Princess and The Frog
Although it’s one of the few Disney princess stories set in America, the ties are strongest between the Princess and the Frog and Disney’s Aladdin. Not only has Genie’s lamp made it all the way to North America, but even Aladdin’s trusty flying carpet can be seen in the background of one wide shot of New Orleans.
But it wasn’t just past easter eggs included in the Louisiana adventure, but a hint of what was to come. You’ll have to look closely, and you’ll catch a copy of Rapunzel on Tiana’s bookshelf. Before the title was changed to Tangled, Disney was set to release their follow-up with that same name. Clearly, the animators never got the message.
Disney’s Robin hood remains something special for its world populated only by human-like animals. But the love story at its heart is the exact same as any other. Which is probably why the carriage that Robin and Marian ride off in at the film’s conclusion is the exact same one that took Cinderella and Prince Charming away after their wedding. A subtle sign that people or animals, it was true love, through and through.
The world of Cars is filled to the brim with inside jokes, tongue in cheek car puns, and references to nearly every other Pixar movie ever made. But the number of star Lightning McQueen – 95 – is a reference to the studio itself, with Toy Story releasing in 1995, making them household names overnight. The same number even makes an appearance in Toy Story 2 on the front of the train in the opening sequence.
Few expected Disney to turn their story of a video game villain turned hero into a critical and commercial success, but just as much credit was earned by Paperman, the short film which preceded it in theaters. It earned Disney its first animated short Oscar since 1970, but fans may still miss the easter egg in the movie itself. Take a close look at the bulletin board of the Bad-Anon meeting, and you’ll spot the exact piece of paper from the short – red lipstick and all.

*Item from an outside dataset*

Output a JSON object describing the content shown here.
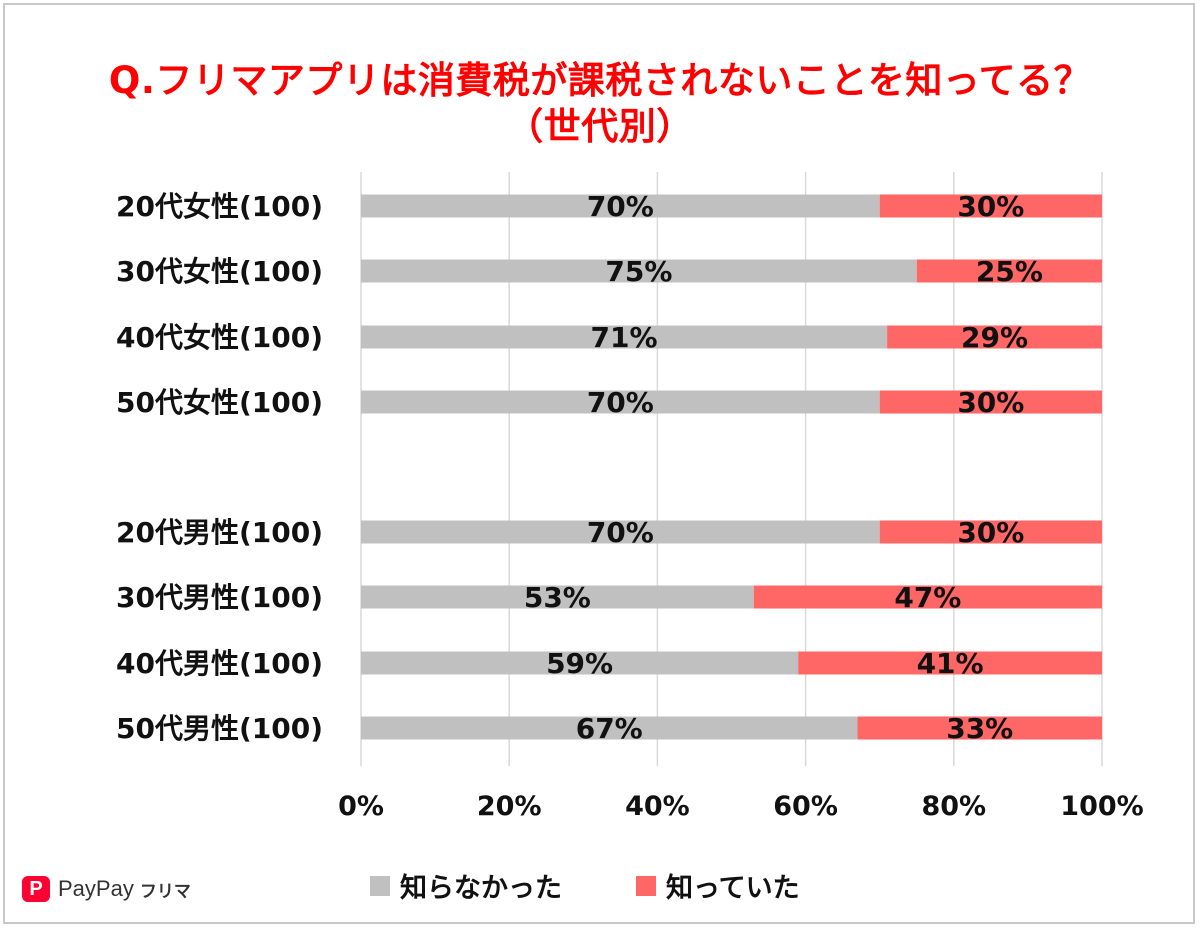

Nobody, and we mean nobody, expected Disney’s Tangled to become one of the studio’s biggest hits, kicking off a second renaissance of digitally-animated Disney films. Luckily, some of Disney’s most beloved mascots were able to see the movie up close. During the angellic musical number at the Snuggle Duckling, keep an eye peeled for both Pinocchio observing the action from the rafters, and even a warthog mixed in with the crowd. When you see a warthog in a Disney film, it’s a safe bet that it’s one more animator paying credit to the flatulent hog… even if Timon is nowhere to be seen.